Explorer’s North – TP Alum Memories

Posted by on October 7, 2013

David Kellogg reached out Towering Pines with this memory of Explorer’s North. Ask about this trip for your son next summer!

“In the 70’s I was a camper and counselor in training for five years and spent about 30 days across all those summers sailing on Lake Superior with Explorers North. Just thinking back on it I still get shivers up my spine at how the experience was really very exciting.

Sturmvogel

Sturmvogel

 It started with the planning of the trip and deciding what days to go, then the preparation with packing for the trip, and then the day would come and we’d all pile into a van for the trip up to Lake Superior.  It would really get exciting as we drove over the hill and you’d see Lake Superior and all its vastness in the distance.
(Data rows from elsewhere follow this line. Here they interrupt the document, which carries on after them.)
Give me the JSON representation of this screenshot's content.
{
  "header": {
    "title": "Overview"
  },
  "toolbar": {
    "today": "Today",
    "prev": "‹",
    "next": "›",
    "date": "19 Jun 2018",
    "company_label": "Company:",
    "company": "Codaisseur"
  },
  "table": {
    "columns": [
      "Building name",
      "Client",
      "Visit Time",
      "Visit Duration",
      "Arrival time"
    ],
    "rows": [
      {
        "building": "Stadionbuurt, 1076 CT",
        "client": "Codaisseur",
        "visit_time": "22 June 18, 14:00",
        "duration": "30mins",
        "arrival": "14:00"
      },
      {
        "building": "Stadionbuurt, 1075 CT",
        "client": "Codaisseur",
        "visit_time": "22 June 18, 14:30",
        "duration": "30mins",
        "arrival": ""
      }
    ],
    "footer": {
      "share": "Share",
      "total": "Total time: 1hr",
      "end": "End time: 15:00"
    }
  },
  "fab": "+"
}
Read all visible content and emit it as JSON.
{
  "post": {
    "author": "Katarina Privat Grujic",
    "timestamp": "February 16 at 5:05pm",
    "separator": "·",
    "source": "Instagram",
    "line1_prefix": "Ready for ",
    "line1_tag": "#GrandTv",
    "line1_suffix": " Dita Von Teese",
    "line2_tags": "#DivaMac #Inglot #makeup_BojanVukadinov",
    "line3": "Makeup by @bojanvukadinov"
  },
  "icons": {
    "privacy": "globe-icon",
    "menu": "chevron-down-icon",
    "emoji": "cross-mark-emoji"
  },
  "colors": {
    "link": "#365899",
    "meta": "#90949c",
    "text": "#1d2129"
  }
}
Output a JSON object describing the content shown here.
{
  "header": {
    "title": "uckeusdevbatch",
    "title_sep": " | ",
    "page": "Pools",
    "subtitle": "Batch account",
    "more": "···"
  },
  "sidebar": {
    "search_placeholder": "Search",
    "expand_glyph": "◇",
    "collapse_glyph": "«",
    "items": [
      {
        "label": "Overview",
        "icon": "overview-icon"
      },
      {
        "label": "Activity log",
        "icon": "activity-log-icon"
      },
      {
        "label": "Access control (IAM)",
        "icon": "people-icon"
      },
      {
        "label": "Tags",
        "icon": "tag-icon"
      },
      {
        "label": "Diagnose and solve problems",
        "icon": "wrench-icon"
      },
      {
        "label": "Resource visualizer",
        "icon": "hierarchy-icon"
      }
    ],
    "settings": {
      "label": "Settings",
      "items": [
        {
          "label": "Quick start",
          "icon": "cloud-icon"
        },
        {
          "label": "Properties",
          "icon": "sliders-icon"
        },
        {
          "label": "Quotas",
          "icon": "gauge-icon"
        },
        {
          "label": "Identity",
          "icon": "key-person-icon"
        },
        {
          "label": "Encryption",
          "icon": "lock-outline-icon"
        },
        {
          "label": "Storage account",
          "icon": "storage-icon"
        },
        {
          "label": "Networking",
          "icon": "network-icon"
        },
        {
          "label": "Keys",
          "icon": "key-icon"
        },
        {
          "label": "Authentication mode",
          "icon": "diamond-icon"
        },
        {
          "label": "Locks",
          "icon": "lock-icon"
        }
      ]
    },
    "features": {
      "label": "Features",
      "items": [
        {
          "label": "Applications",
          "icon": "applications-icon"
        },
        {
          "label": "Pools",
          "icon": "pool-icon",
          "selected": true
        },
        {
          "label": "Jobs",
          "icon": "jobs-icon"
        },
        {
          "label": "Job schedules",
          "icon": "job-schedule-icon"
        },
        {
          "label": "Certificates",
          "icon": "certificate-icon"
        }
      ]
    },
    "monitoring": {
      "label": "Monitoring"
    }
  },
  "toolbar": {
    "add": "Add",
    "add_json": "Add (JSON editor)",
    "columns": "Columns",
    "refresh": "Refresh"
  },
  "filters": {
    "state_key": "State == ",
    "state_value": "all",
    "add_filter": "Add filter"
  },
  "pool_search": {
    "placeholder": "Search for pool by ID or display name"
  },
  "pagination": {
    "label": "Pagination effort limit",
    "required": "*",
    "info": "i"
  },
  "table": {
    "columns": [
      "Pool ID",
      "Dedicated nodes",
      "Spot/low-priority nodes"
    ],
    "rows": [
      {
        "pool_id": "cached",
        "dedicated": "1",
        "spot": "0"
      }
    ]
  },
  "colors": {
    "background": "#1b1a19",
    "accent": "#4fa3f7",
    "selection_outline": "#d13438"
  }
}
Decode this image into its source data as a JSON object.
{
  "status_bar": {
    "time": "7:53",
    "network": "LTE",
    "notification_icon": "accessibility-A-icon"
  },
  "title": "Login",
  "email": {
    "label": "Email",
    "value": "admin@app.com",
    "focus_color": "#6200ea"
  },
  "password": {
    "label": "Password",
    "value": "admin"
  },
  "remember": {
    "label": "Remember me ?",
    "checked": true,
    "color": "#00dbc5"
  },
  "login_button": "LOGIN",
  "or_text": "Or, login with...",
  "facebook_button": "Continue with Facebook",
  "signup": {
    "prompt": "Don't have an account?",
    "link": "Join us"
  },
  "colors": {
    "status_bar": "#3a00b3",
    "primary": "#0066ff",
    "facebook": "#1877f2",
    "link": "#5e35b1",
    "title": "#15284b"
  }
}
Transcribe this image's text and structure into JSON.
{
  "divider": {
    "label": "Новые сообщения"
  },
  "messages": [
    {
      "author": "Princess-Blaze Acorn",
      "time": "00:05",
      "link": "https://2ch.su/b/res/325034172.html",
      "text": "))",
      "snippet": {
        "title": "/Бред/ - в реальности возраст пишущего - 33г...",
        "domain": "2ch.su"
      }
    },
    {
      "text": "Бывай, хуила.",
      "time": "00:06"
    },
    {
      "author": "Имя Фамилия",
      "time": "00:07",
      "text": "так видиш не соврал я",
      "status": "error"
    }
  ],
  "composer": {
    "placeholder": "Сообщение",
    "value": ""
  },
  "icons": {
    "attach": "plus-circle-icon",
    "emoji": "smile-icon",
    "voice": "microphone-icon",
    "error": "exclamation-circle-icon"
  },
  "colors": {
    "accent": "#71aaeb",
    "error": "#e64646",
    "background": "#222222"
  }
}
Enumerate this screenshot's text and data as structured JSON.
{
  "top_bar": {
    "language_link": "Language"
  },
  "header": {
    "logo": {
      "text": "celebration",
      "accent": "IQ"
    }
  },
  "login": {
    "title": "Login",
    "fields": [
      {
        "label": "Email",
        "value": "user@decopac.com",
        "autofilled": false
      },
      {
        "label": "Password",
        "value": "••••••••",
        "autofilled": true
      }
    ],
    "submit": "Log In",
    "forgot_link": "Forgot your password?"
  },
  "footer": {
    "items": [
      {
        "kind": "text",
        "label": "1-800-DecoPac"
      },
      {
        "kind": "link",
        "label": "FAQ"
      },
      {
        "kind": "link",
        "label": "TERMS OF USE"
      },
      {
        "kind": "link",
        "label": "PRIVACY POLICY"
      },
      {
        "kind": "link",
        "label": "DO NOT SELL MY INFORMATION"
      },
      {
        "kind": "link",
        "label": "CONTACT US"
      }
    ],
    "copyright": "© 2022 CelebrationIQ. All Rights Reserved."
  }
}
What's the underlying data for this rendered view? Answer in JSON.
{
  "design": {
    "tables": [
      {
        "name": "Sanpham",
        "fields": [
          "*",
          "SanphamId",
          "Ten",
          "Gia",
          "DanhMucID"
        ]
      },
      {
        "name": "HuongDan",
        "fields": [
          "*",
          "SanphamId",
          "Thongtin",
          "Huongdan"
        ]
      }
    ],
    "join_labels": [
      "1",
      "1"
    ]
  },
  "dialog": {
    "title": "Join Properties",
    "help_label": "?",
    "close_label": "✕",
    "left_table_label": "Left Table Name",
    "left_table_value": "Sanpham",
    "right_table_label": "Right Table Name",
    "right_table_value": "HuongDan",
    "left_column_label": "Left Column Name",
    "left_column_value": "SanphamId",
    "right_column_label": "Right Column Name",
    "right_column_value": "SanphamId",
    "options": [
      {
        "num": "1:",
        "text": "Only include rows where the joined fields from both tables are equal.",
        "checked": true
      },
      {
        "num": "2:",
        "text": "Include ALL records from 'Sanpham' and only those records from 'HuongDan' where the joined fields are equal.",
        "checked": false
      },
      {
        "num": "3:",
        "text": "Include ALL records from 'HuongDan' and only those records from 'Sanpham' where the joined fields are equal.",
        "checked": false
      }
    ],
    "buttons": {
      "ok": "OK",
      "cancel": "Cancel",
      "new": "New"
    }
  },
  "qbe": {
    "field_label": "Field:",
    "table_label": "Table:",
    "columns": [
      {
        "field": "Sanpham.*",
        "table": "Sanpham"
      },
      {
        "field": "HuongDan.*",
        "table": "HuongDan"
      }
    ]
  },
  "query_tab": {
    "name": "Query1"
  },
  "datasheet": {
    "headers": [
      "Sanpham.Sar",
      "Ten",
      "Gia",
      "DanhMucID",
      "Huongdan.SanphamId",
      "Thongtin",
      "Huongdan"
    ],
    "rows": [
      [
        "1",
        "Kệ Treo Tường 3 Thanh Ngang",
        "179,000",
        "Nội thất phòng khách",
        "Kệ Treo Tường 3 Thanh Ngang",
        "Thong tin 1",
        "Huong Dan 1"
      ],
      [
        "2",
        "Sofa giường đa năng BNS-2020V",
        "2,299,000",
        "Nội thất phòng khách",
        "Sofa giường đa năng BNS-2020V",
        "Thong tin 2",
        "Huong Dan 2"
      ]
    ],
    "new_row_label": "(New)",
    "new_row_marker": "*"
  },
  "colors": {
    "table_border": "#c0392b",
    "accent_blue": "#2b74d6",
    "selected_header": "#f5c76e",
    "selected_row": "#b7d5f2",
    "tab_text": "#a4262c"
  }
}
Quite a difference than the placid Lake Nakomis that we were all used to sailing on. The next project was to load the boat with all our belongings and the food as well as decide who got to sleep where. The best spot was just to the right of the stairs as you entered the cabin, because it had the most shoulder room.  

Captain Don Edwards

Captain Don Edwards

Then there was leaving harbor in the cool breezes off to sail around the Apostle Islands. Although we’d all learned to sail on the X-boats at camp, everything was now bigger and required new teamwork skills and footing. From learning to get a mainsail hoisted to how you trim a jib when tacking with one person trailing the line and the other turning the winch. Another difference was being able to steer the boat with a wheel rather than a tiller and using a compass to guide you as well as having to do navigation with maps and the like. We didn’t have GPS in those days. The other things that were bigger were the waves and the amount of time you spent on the boat. And when the wind really blew the boat would heal over and we’d bury the rail. That was always exciting (don’t worry, a boat that size can’t flip over). At camp everything is in hour segments (maybe two). At Explorers North you’d spend whole days on the boat. So that meant you needed to bring good books to read as there was plenty of time to do that.

EN 06

David working on the boat!

One of the last things that we did which tended to emphasize the notion of teamwork was to split into two shifts. Basically teams of three which we referred to as the Port and Starboard shifts. If you were on duty then your shift had to steer and manage sails etc. Or after meals your shift had to clean up. All duties were traded off between shifts.

 One of my most memorable nights was when we set anchor off Rocky Island toward the north of the Apostle Islands and it was so dark, but the sky was aglow with the Northern Lights. How beautiful.

The last experience I want to share is the time my dad came up and we did a father/son trip on the boat. What was particularly fun for me is getting to be the one was used to being on the boat and getting to teach my dad how to sail. Then at the end of the day going to Madeline Island for dinner.

Father and Son Trip

Father and Son Trip

All in all the time I spent on Lake Superior was some of the most memorable I had while attending Towering Pines Camp For Boys.”